Tcl Source Code

View Ticket
Login
Ticket UUID: 79614fb8b61983ac8ef30ea8752c310465798fc7
Title: [glob], [encoding system] and encoding-free filesystems
Type: Bug Version: 8.6.7
Submitter: pooryorick Created on: 2016-11-07 23:03:09
Subsystem: 16. Commands A-H Assigned To: jan.nijtmans
Priority: 5 Medium Severity: Minor
Status: Closed Last Modified: 2017-03-23 13:48:31
Resolution: Fixed Closed By: jan.nijtmans
    Closed on: 2017-03-23 13:48:31
Description:

in the following example, on a Linux system, where filesystems are encoding-free, the file is only opened when the Tcl system encoding is iso8859-1. Furthermore, when the line

set name $directory/[lindex $names 0]

is moved out of the loop, the file is not successfully opened at all.

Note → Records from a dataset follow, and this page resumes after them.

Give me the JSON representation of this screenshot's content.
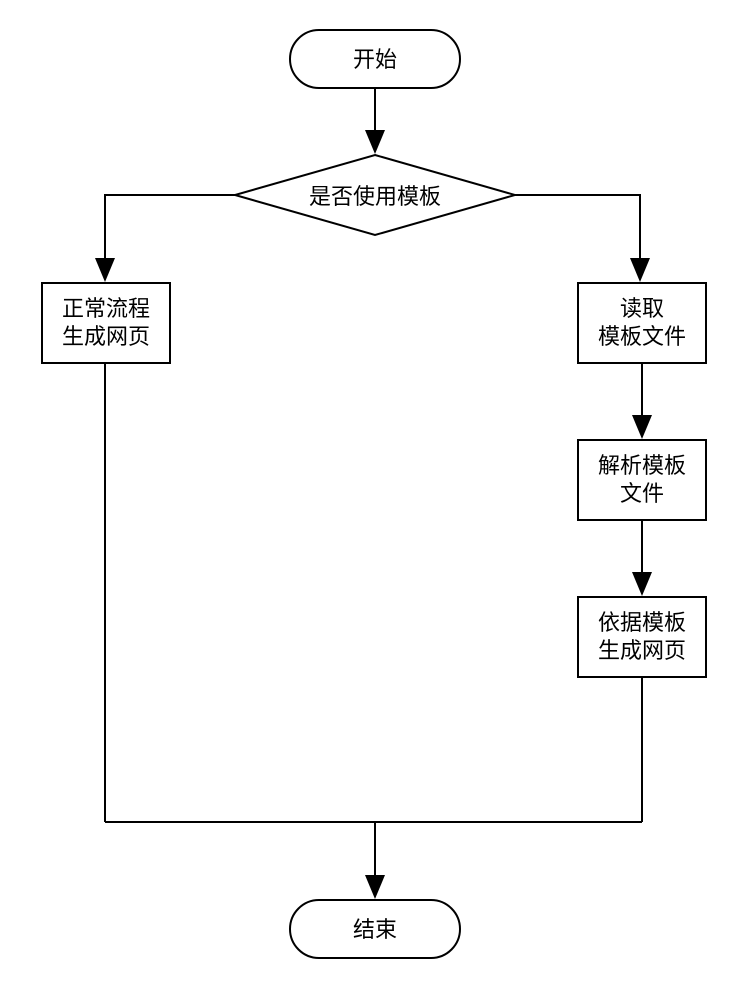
{
  "flowchart": {
    "start": "开始",
    "decision": "是否使用模板",
    "leftProcess": {
      "line1": "正常流程",
      "line2": "生成网页"
    },
    "rightStep1": {
      "line1": "读取",
      "line2": "模板文件"
    },
    "rightStep2": {
      "line1": "解析模板",
      "line2": "文件"
    },
    "rightStep3": {
      "line1": "依据模板",
      "line2": "生成网页"
    },
    "end": "结束"
  }
}
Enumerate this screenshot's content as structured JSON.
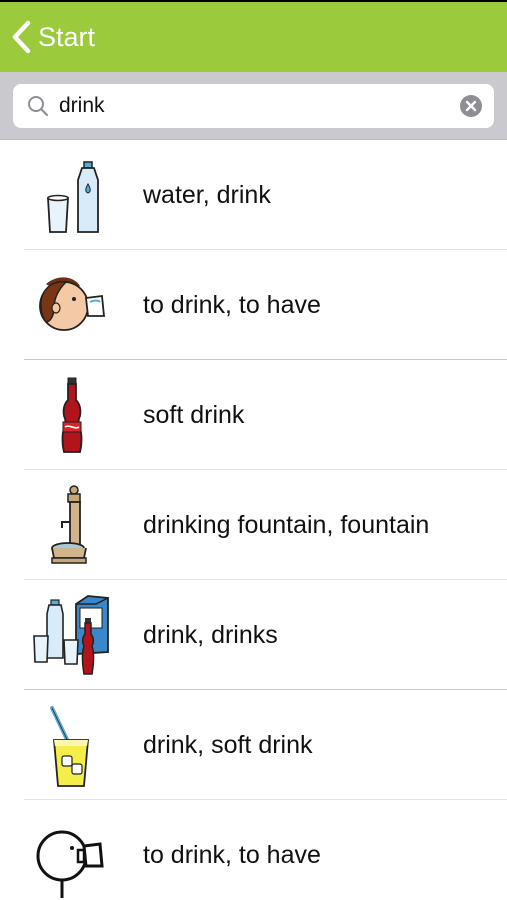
{
  "header": {
    "back_label": "Start",
    "background_color": "#9bcb3c"
  },
  "search": {
    "value": "drink",
    "icon": "search-icon",
    "clear_icon": "clear-icon"
  },
  "results": [
    {
      "label": "water, drink",
      "icon": "water-bottle-glass-icon"
    },
    {
      "label": "to drink, to have",
      "icon": "person-drinking-icon"
    },
    {
      "label": "soft drink",
      "icon": "cola-bottle-icon"
    },
    {
      "label": "drinking fountain, fountain",
      "icon": "drinking-fountain-icon"
    },
    {
      "label": "drink, drinks",
      "icon": "assorted-drinks-icon"
    },
    {
      "label": "drink, soft drink",
      "icon": "glass-with-straw-icon"
    },
    {
      "label": "to drink, to have",
      "icon": "outline-person-drinking-icon"
    }
  ]
}
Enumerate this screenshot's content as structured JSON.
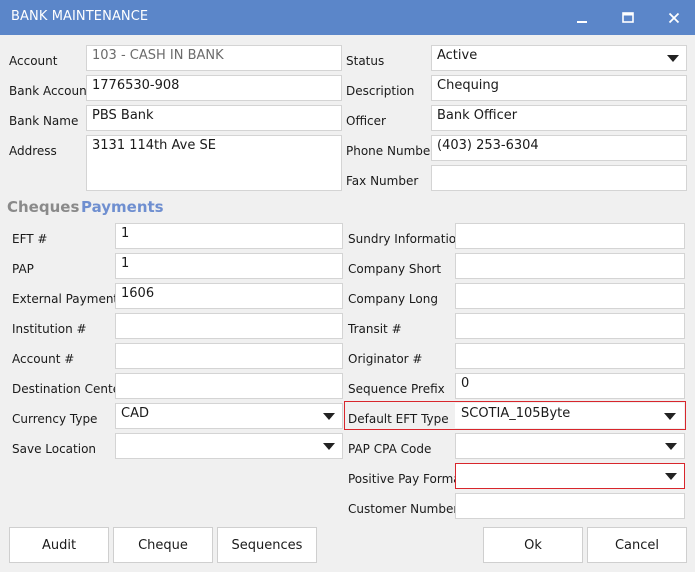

set sysencoding_orig [encoding system]

set name0 "funky \xa2 name"

# Set up for the demonstration of the bug by creating a file whose name is
# exactly the bytes in the string below
close [open $name0 wb]

set directory [pwd]
set names [glob -directory $directory -tails *]
foreach encoding [list $sysencoding_orig iso8859-1] {
	encoding system $encoding 
	set name $directory/[lindex $names 0]
	puts [list {globbed name identical?} [expr {$name0 eq $name}]]
	try {
		set chan [open $name]
		encoding system $sysencoding_orig
		puts [list {opened with system encoding} $encoding]
		close $chan
	} on error {cres copts} {
		puts [list {failed to open with system encoding} $encoding]
	}
}
encoding system $sysencoding_orig

User Comments: jan.nijtmans added on 2017-03-23 13:48:31:
Since the VFS cache update is fixed now in all branches, I consider this 'bug' fixed. In case there are objections, please feel free to re-open this Issue and/or place your further remarks here.

Anyway, setting the "system encoding" to anything other than the real "system encoding" (indeed ... Filesystems aren't encoding-free at all ...) is asking for trouble. I fully agree with dkf's remarks.

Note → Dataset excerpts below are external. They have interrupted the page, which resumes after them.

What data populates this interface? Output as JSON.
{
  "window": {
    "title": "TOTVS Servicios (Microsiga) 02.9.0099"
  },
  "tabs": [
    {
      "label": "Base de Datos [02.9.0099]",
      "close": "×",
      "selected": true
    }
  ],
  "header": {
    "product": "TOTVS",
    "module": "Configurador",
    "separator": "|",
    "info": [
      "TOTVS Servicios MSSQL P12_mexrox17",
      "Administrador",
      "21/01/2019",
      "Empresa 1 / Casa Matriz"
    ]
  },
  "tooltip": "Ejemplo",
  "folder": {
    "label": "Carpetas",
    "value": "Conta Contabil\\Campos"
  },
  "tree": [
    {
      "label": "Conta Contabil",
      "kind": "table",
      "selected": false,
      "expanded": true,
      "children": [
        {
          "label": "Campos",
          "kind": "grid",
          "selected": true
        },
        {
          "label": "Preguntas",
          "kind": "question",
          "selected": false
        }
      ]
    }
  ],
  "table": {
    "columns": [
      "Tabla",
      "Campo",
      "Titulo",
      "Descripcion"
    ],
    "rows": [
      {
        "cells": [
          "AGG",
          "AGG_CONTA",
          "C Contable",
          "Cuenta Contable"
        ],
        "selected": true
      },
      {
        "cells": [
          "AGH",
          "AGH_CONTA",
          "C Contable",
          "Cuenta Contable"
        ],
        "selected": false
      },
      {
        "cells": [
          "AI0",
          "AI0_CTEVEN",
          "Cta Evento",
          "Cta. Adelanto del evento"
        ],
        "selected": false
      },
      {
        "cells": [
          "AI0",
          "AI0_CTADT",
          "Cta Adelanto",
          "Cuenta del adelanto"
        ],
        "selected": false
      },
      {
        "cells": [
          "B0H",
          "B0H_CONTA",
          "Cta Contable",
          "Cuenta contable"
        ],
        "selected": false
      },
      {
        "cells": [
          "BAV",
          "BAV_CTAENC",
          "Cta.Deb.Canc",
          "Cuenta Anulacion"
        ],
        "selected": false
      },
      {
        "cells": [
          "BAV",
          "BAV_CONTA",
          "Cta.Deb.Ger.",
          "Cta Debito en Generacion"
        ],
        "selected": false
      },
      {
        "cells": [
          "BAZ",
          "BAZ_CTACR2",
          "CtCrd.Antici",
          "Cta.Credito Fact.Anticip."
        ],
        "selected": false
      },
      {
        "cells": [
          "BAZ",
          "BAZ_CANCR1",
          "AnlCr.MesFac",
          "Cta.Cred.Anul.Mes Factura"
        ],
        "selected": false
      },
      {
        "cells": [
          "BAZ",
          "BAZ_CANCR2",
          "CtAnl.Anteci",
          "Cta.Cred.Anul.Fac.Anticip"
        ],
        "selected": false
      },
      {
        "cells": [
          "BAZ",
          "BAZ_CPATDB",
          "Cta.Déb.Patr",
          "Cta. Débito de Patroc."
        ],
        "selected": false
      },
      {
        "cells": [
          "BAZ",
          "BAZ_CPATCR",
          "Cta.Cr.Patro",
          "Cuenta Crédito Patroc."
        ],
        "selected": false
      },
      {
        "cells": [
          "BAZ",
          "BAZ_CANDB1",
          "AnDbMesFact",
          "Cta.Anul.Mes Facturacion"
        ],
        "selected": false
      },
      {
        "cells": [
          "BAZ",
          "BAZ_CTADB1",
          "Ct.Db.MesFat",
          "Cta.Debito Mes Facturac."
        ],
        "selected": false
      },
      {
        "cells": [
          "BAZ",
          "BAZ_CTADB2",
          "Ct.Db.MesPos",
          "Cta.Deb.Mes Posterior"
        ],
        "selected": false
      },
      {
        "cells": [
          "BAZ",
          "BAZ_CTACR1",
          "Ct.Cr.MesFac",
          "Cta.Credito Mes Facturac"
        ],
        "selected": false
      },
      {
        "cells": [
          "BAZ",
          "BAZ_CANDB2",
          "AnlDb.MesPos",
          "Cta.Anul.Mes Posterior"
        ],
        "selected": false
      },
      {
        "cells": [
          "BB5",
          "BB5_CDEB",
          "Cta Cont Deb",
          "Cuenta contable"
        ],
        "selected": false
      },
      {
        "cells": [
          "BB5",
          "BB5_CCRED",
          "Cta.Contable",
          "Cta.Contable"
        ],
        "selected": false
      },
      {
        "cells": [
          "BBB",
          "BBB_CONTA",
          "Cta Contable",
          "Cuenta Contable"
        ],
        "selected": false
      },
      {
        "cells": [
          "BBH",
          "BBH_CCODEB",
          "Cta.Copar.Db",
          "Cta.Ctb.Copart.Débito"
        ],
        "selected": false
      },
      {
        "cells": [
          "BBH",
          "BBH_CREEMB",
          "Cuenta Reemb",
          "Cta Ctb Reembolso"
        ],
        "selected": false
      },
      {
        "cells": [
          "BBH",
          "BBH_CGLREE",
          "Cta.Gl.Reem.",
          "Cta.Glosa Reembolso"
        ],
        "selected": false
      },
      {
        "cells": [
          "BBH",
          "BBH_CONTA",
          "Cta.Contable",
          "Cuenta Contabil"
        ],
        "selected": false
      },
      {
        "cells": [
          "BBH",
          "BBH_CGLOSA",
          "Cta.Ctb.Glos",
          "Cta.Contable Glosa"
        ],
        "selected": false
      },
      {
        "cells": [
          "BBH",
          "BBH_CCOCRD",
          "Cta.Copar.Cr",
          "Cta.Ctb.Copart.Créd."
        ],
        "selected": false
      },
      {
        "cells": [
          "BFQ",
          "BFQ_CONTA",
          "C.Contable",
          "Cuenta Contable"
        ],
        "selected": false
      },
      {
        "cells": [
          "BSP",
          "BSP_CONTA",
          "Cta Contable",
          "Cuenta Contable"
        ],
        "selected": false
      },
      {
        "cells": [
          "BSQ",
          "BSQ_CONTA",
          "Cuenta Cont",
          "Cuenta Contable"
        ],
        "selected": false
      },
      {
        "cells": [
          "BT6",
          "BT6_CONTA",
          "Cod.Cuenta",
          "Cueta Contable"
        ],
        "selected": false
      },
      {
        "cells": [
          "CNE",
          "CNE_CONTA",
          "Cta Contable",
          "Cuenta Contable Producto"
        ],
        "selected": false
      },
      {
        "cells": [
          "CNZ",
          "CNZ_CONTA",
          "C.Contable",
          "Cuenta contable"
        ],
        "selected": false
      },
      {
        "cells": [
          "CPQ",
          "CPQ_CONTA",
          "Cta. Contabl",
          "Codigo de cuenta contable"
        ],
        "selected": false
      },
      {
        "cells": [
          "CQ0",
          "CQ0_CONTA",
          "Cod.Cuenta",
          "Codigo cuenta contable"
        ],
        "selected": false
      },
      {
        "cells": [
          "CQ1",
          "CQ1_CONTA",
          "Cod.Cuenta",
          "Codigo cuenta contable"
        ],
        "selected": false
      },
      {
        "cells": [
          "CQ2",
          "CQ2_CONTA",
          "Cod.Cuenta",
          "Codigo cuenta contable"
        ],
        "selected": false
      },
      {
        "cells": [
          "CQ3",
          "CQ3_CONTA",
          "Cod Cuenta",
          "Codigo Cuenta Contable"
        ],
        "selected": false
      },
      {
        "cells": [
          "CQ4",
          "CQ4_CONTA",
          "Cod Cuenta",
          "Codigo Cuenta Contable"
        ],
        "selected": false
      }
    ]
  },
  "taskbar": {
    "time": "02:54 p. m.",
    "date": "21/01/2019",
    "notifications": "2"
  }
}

dkf added on 2016-11-14 10:52:21:

Filesystems aren't encoding-free as files have names expressed as byte sequences that represent strings, but they (usually) don't have an explicitly defined one. The system encoding is what should be used for filenames by convention, but it is possible to end up with some pretty weird cases where the encoding on one mounted filesystem is different to another one; this is a problem that can really bedevil you if you've got old removable drives, USB sticks, etc. Because of that, it's sometimes useful to be able to change what the system encoding is. (In particular, iso8859-1 is vital because that at least lets you work with the real bytes; it's a feature of that specific encoding that it maps to the first 256 unicode characters.)


jan.nijtmans added on 2016-11-11 11:04:05:
Well, at least, not invalidating the VFS cached information when changing the "system encoding" is a bug, fixed now in core-8-5-branch, core-8-6-branch and trunk.

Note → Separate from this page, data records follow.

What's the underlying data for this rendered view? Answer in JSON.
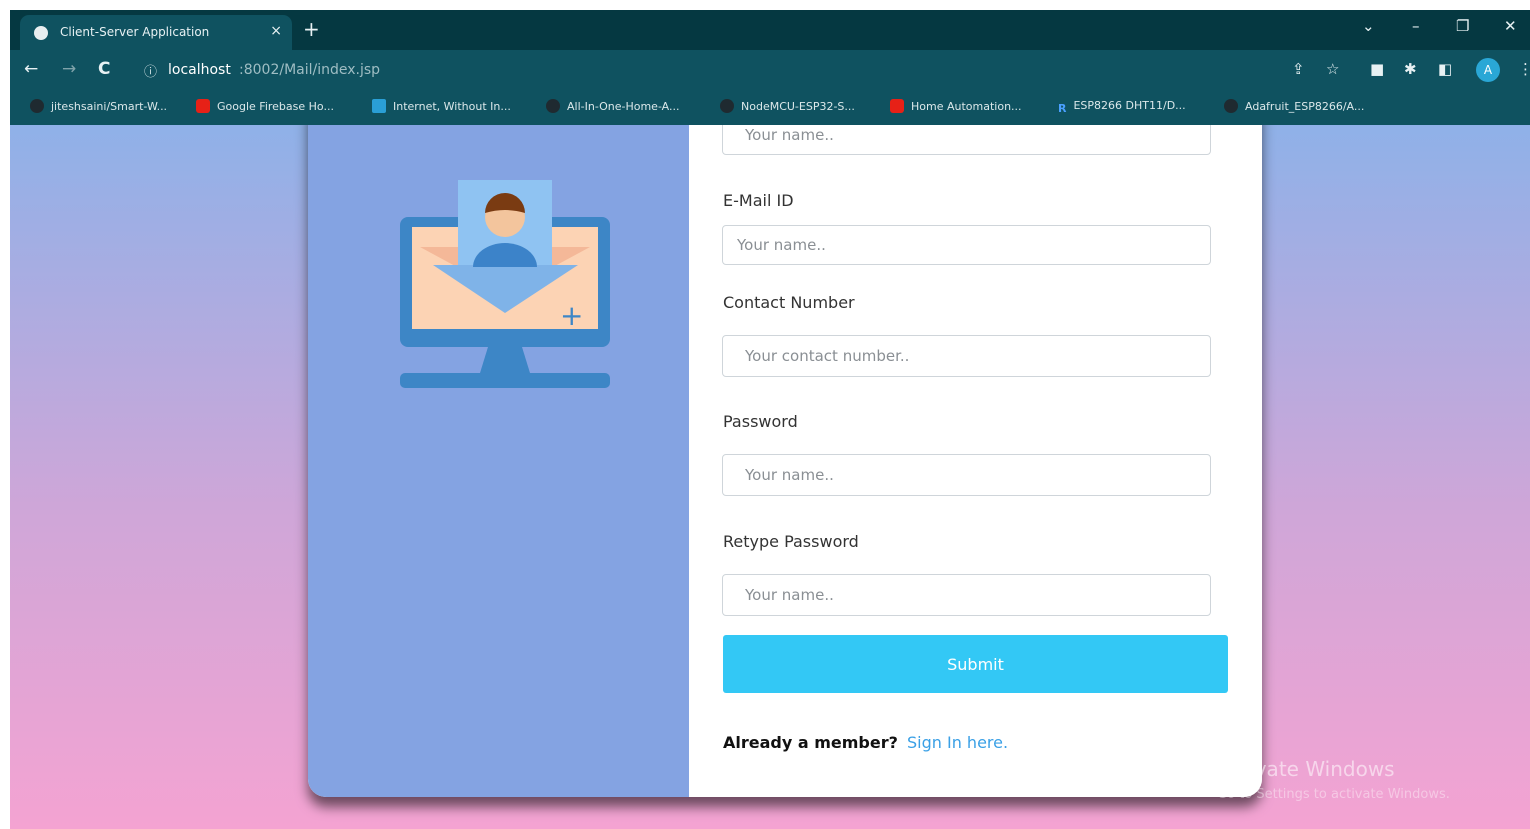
{
  "browser": {
    "tab_title": "Client-Server Application",
    "tab_close": "×",
    "new_tab": "+",
    "window_controls": [
      "⌄",
      "–",
      "❐",
      "✕"
    ],
    "nav": {
      "back": "←",
      "forward": "→",
      "reload": "C"
    },
    "address": {
      "host": "localhost",
      "path": ":8002/Mail/index.jsp",
      "info_icon": "ⓘ"
    },
    "toolbar_icons": [
      "share-icon",
      "star-icon",
      "extension-icon",
      "puzzle-icon",
      "sidepanel-icon"
    ],
    "profile_initial": "A",
    "menu": "⋮",
    "bookmarks": [
      {
        "label": "jiteshsaini/Smart-W...",
        "icon": "github-icon",
        "color": "#1f2a30"
      },
      {
        "label": "Google Firebase Ho...",
        "icon": "youtube-icon",
        "color": "#e62117"
      },
      {
        "label": "Internet, Without In...",
        "icon": "site-icon",
        "color": "#2a9fd6"
      },
      {
        "label": "All-In-One-Home-A...",
        "icon": "github-icon",
        "color": "#1f2a30"
      },
      {
        "label": "NodeMCU-ESP32-S...",
        "icon": "github-icon",
        "color": "#1f2a30"
      },
      {
        "label": "Home Automation...",
        "icon": "youtube-icon",
        "color": "#e62117"
      },
      {
        "label": "ESP8266 DHT11/D...",
        "icon": "r-icon",
        "color": "#2a7fe0"
      },
      {
        "label": "Adafruit_ESP8266/A...",
        "icon": "github-icon",
        "color": "#1f2a30"
      }
    ]
  },
  "form": {
    "name_placeholder": "Your name..",
    "email_label": "E-Mail ID",
    "email_placeholder": "Your name..",
    "contact_label": "Contact Number",
    "contact_placeholder": "Your contact number..",
    "password_label": "Password",
    "password_placeholder": "Your name..",
    "retype_label": "Retype Password",
    "retype_placeholder": "Your name..",
    "submit_label": "Submit",
    "member_question": "Already a member?",
    "signin_link": "Sign In here."
  },
  "watermark": {
    "line1": "Activate Windows",
    "line2": "Go to Settings to activate Windows."
  },
  "colors": {
    "accent": "#33c8f5",
    "panel": "#84a3e2",
    "link": "#3aa0e6"
  }
}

Whether the first mentioned "feature" is a bug, I'm not sure. If the "system coding" doesn't match the real system encoding, it's not surprising that there are problems opening some files. Maybe there is something additional (UNIX-specific) going on which causes the system encoding detection not doing what you expect. Feel free to comment on that, I'll keep this issue open for a while.

Thanks for the report!

jan.nijtmans added on 2016-11-11 09:47:52:
Having a look at this one. At least the second remark (moving the "set name" out of the loop makes a difference) looks like a bug, related to the internal caching of filenames. If the system encoding changes, I think all of such cache information should become invalid.